The Remote Address Valve also has a deny attribute which is used if there are any specific addresses separated by commas that you want to blacklist. 

This valve can be used in any application that is deployed on Tomcat. 

If a range of addresses is preferred to limit access, then use the Remote CIDR Valve in META-INF/context.xml:

  <Valve className="org.apache.catalina.valves.RemoteCIDRValve"

         allow="127.0.0.1, 192.168.1.0/24" deny=”” />

This allows access from the loopback address as well as any addresses in the 192.168.1.0 subnet range.

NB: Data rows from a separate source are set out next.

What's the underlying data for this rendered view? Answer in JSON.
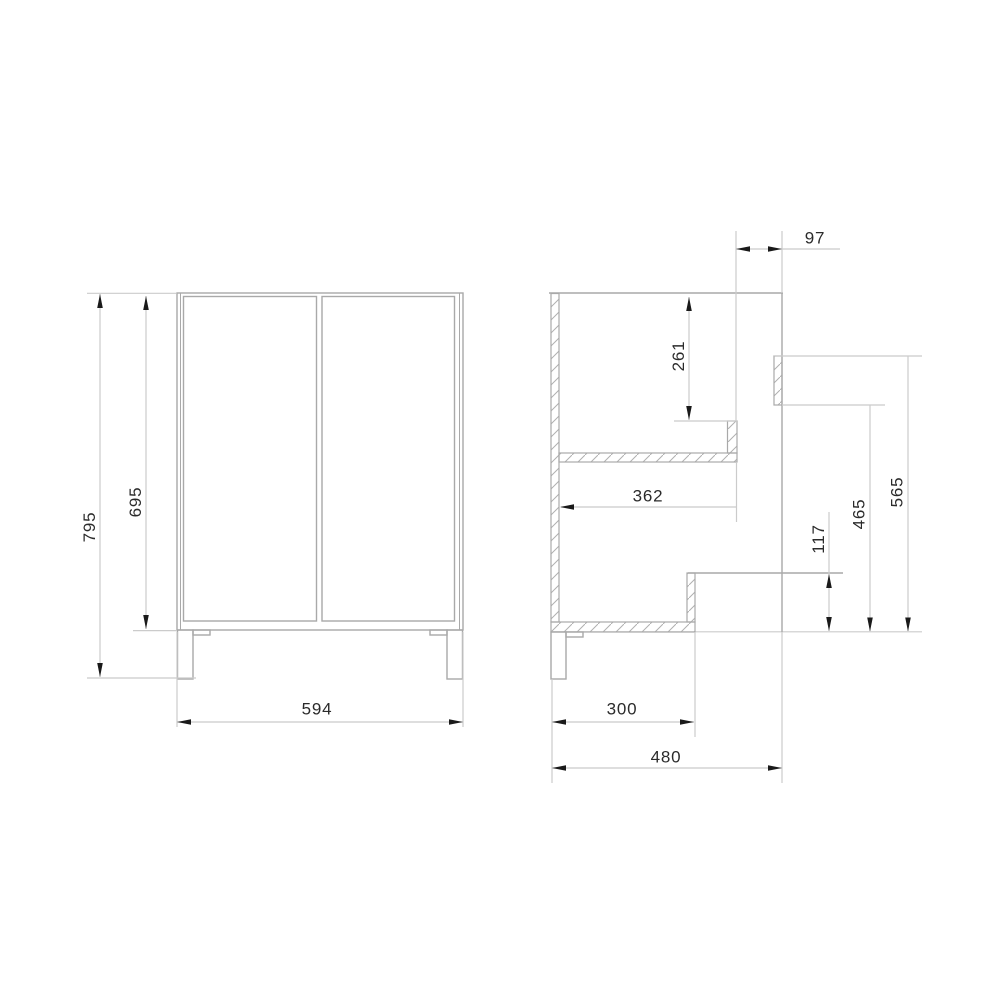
{
  "drawing_title": "cabinet-dimension-drawing",
  "colors": {
    "object_line": "#a9a9a9",
    "thin_line": "#cbcbcb",
    "hatch_line": "#b0b0b0",
    "arrow": "#1a1a1a",
    "text": "#2b2b2b",
    "background": "#ffffff"
  },
  "views": {
    "front": {
      "name": "front-view",
      "dims": {
        "overall_height": "795",
        "body_height": "695",
        "width": "594"
      }
    },
    "side": {
      "name": "side-section-view",
      "dims": {
        "top_inset": "97",
        "upper_depth": "261",
        "shelf_depth": "362",
        "height_to_rail_top": "565",
        "height_to_rail_bottom": "465",
        "front_recess_height": "117",
        "bottom_depth": "300",
        "overall_depth": "480"
      }
    }
  }
}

8. Use Realms to Control Resource Access

Realms are another method of controlling authentication and authorization to resources in Tomcat. A realm is a collection of users and roles that are assigned access to a given application or group of applications and the privileges they have within the application once logged in. 

There are four built-in manager roles:

• manager-gui: HTML GUI and the status pages
• manager-script: HTTP API and the status pages
• manager-jmx: JMX proxy and the status pages
• manager-status: Status pages only

Realms are pluggable. Realms can be configured to connect to a relational database, LDAP, JAAS, a global JNDI resource (such as an XML file), or a combination of realms. 

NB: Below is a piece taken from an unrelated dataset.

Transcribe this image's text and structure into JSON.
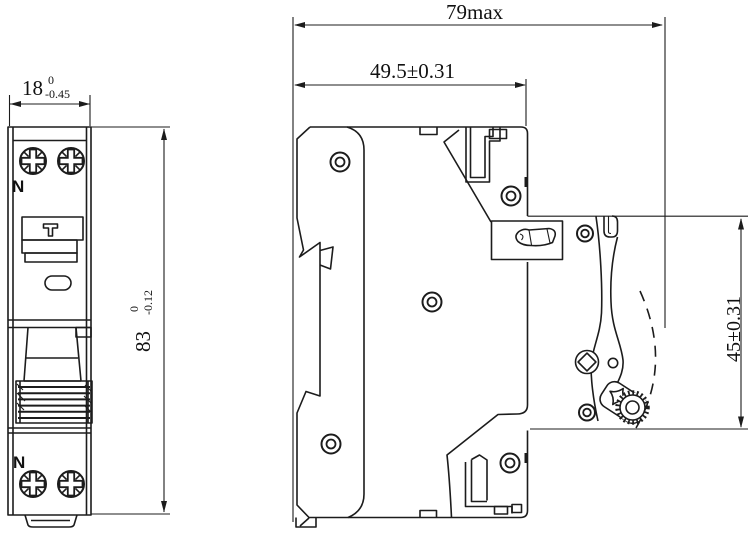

The LockOut Realm is the default in Tomcat which uses the conf/tomcat-users.xml file to control authentication and authorization. The role and users are by default commented out, but a simple example with one user with the manager-gui role would look like the following:

<tomcat-users>

  <role rolename="manager-gui"/>

  <user username="tomcat" password="changeme" roles="manager-gui"/>

</tomcat-users>

The LockOut realm by default will cause a user to be locked out for five minutes if the password is guessed incorrectly five times which will be displayed in the catalina.out log file:

05-Aug-2024 21:29:39.980 WARNING [https-jsse-nio-8443-exec-4] org.apache.catalina.realm.LockOutRealm.filterLockedAccounts An attempt was made to authenticate the locked user [tomcat] 

In addition, the plain-text passwords in tomcat-users.xml can be encrypted.  In server.xml, find the UserDatabaseRealm and change it to:

<Realm className="org.apache.catalina.realm.LockOutRealm">

  <Realm className="org.apache.catalina.realm.UserDatabaseRealm"

    resourceName="UserDatabase">

<CredentialHandler className=
"org.apache.cataline.realm.MessageDigestCredentialHandler" algorithm="SHA-256"/>

   </Realm>

Any changes to server.xml require a server restart. Modifications to tomcat-users.xml do not necessitate a server restart as this file is monitored for changes.

Generate a hash from a plain-text password:

${TOMCAT_HOME}/bin/digest.sh -a SHA-256 -h org.apache.catalina.realm.MessageDigestCredentialHandler changeme

The “-a” is for the algorithm to be used when encrypting the password.  Any algorithm available to the JDK can be used such as SHA-512.

The hash of the password will be displayed after the colon:

changeme:5d56e72f51f7ec5a0bd724e026fa2856ce7f8821358c0f854b3 e18bf20780960$1$5979cdb240050fbb72ad6ed1f69ac8d161634ea91e3f f52e83176fb44fc1562f

Place the hash in the tomcat-users.xml for the particular user:

<tomcat-users>

  <role rolename="manager-gui"/>

  <user username="tomcat"     password="5d56e72f51f7ec5a0bd724e026fa2856ce7f8821358c0f854b 3e18bf20780960$1$5979cdb240050fbb72ad6ed1f69ac8d161634ea91e3 ff52e83176fb44fc1562f" roles="manager-gui"/>

</tomcat-users>

Keep in mind that all passwords must be hashed in tomcat-users.xml if the MessageDigestCredentialHandler is used.

Tomcat should detect the file changed without a restart:

05-Aug-2024 21:26:22.987 INFO [Catalina-utility-2] org.apache.catalina.users.MemoryUserDatabase.backgroundProcess Reloading memory user database [UserDatabase] from updated source [file:/home/rocky/apache-tomcat-11.0.0/conf/tomcat-users.xml]

Lastly, file access to Tomcat’s conf should be limited to the account running Tomcat.